The measures to lessen the impact on waters from construction activity are simple, basic and inexpensive, but implementing the measures requires oversight, company time and attention, and a commitment to the task. The Section’s flurry of Clean Water Act enforcement against the most visible violators, and twice against Wal-Mart, has heightened awareness of the obligations, the consequences of non-compliance, and the real benefits of undertaking the measures to avoid contaminated storm water runoff.

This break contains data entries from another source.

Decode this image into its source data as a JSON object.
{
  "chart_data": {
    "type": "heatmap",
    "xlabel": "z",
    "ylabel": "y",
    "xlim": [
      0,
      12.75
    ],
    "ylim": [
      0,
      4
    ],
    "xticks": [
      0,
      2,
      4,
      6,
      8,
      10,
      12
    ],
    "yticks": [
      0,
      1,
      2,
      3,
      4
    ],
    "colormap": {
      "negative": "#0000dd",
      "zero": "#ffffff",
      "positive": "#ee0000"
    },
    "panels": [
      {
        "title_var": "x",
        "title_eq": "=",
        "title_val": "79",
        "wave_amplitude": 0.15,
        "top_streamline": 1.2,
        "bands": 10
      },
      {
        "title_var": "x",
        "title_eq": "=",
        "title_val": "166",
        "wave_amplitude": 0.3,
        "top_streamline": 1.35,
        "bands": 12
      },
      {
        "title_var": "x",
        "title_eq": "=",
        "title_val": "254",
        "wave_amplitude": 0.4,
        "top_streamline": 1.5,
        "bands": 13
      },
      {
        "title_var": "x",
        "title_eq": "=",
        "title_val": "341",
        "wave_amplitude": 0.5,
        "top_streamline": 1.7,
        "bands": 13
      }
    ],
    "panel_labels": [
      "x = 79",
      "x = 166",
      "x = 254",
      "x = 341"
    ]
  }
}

As the Enforcement Section looks forward, federal enforcement under the Clean Water Act is a mature and established part of the Section’s docket. The objective to “restore and maintain “the integrity of the Nation’s waters has not yet been achieved, although significant and measurable progress has been made in the 25 years of enforcement under the amended Act. Only with continued federal enforcement to bring municipalities into compliance with the Clean Water Act requirements for its collection systems, to abate contaminated storm water runoff, to deter oil spills, and to address large scale industrial dischargers, will the enforcement program maintain its important role in meeting the goals of the Act.